A consortium of buyers have provided sweetheart deal for possession of NYSE-listed Atlas Corporation (ATCO), dad or mum firm of containership leasing firm Seaspan Corporation.
The consortium is made up of David Sokol, Chairman of the Board of Administrators of Atlas Corp., sure associates of Fairfax Monetary Holdings (TSX: FFH and FFH.U), the Washington Household, and Ocean Community Categorical (ONE), the worldwide container transport firm.
They’re providing $14.45 per share in money for all shares they don’t already personal or management, representing a 32.1% and 28.8% premium over the 30-day and 60-day common closing costs of ATCO shares. ATCO shares rose greater than 20% in after hours buying and selling on the information.
The supply was submitted as a non-binding proposal despatched to Atlas’ Board of Administrators on Thursday.
Fairfax, the Washington Household, and David Sokol at present personal or management roughly 68% of the fully-diluted excellent widespread shares of Atlas and would proceed their possession as a part of the consortium. Accordingly, the proposal wouldn’t end in a change in charge of the corporate.
The consortium members have dedicated to completely fund the money element of the proposal, and it’s contemplated that every one of Atlas’ most popular shares would stay excellent following the proposed transaction.
“The Consortium believes the proposed transaction will present Atlas’s widespread shareholders with instant liquidity and certainty of worth at a major premium to the present share worth, whereas permitting Atlas to give attention to the long run with out the emphasis on short-term outcomes and offering Atlas with a great strategic companion to help its future progress,” mentioned Sokol.
Along with Seaspan Corporation, Atlas Corporation’s portfolio additionally contains APR Power, which gives cell energy vegetation to underserved markets and industries.

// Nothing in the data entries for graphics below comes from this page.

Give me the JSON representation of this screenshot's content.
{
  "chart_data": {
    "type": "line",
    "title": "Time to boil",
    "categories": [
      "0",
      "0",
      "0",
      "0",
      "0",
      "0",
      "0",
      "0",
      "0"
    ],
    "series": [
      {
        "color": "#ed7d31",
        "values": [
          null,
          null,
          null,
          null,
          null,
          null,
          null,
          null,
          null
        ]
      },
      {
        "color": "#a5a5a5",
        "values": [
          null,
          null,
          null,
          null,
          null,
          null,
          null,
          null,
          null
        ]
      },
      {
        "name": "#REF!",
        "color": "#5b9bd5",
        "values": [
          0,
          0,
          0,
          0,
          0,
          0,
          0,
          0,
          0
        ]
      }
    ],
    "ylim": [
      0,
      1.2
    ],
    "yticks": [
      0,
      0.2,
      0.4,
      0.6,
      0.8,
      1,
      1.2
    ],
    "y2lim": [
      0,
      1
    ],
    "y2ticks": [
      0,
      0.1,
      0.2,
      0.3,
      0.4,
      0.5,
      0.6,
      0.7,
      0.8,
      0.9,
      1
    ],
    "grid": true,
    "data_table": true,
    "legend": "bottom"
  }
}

Seaspan’s operational fleet consists of 131 containerships one other 70 beneath building, representing over 1.95M TEU on a fully-delivered foundation.
Underneath the proposal, Atlas’s board of administrators would type a particular committee of unbiased administrators to evaluation and settle for or reject the proposal andconsider and negotiate the phrases. The particular committee may also choose and retain unbiased authorized and monetary advisors to help in its evaluation.

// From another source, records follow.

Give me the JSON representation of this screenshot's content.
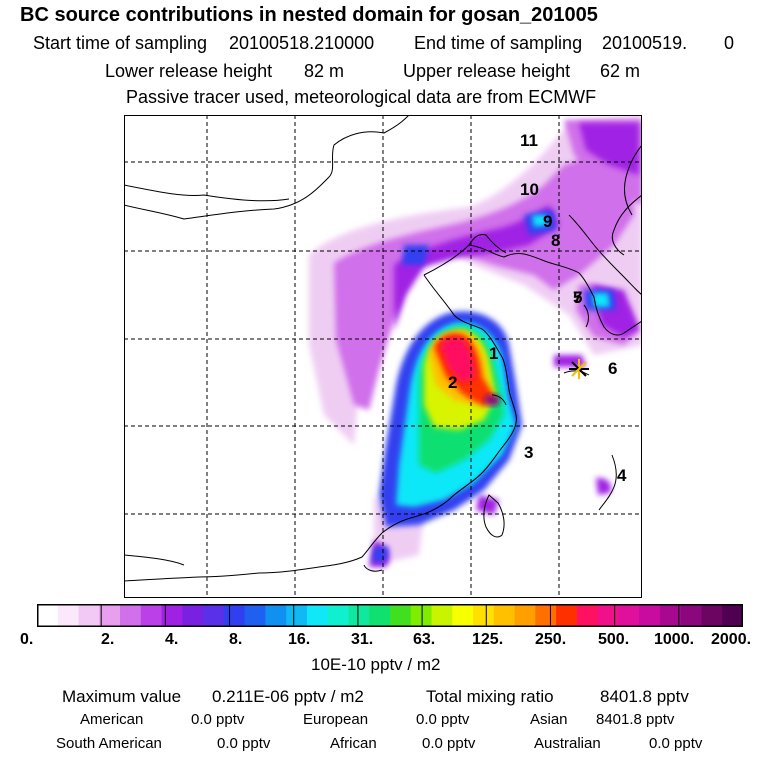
{
  "header": {
    "title": "BC  source contributions in nested domain for gosan_201005",
    "start_label": "Start time of sampling",
    "start_value": "20100518.210000",
    "end_label": "End time of sampling",
    "end_value": "20100519.",
    "end_value2": "0",
    "lower_label": "Lower release height",
    "lower_value": "82 m",
    "upper_label": "Upper release height",
    "upper_value": "62 m",
    "note": "Passive tracer used, meteorological data are from ECMWF"
  },
  "map": {
    "region_labels": [
      "1",
      "2",
      "3",
      "4",
      "5",
      "6",
      "7",
      "8",
      "9",
      "10",
      "11"
    ],
    "receptor_marker": "star-icon"
  },
  "colorbar": {
    "colors": [
      "#ffffff",
      "#fbe8fb",
      "#f2c8f4",
      "#e8a0ee",
      "#d070ea",
      "#bb40e8",
      "#a020e4",
      "#7a20e0",
      "#5a30e8",
      "#3040f0",
      "#2060f0",
      "#1090f0",
      "#10b8f4",
      "#10e8f8",
      "#10f0d0",
      "#10e8a0",
      "#10e070",
      "#40e020",
      "#80ec00",
      "#c8f400",
      "#f8ff00",
      "#ffe000",
      "#ffc000",
      "#ffa000",
      "#ff7000",
      "#ff3000",
      "#ff1060",
      "#f0108c",
      "#e0109c",
      "#c80ca0",
      "#a80890",
      "#8a087c",
      "#6c0462",
      "#500050"
    ],
    "tick_labels": [
      "0.",
      "2.",
      "4.",
      "8.",
      "16.",
      "31.",
      "63.",
      "125.",
      "250.",
      "500.",
      "1000.",
      "2000."
    ],
    "unit": "10E-10 pptv / m2"
  },
  "stats": {
    "max_label": "Maximum value",
    "max_value": "0.211E-06 pptv / m2",
    "total_label": "Total mixing ratio",
    "total_value": "8401.8 pptv",
    "regions": [
      {
        "name": "American",
        "value": "0.0 pptv"
      },
      {
        "name": "European",
        "value": "0.0 pptv"
      },
      {
        "name": "Asian",
        "value": "8401.8 pptv"
      },
      {
        "name": "South American",
        "value": "0.0 pptv"
      },
      {
        "name": "African",
        "value": "0.0 pptv"
      },
      {
        "name": "Australian",
        "value": "0.0 pptv"
      }
    ]
  }
}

The proposal will probably be topic to a non-waivable situation requiring approval by holders of a majority of Atlas widespread shares not owned or managed by the consortium, senior administration or their associates.
In its proposal letter, the consortium knowledgeable the Atlas board that consortium members who’re at present shareholders have an interest solely in buying the remaining widespread shares, and have little interest in promoting any of the shares, nor would they anticipate to vote in favor of any different sale, merger or comparable transaction of their capability as shareholders.
If the particular committee doesn’t approve, or different widespread shareholders of Atlas don’t approve, the proposed transaction, Fairfax, the Washington Household, and David Sokol intend to proceed as long-term shareholders of Atlas.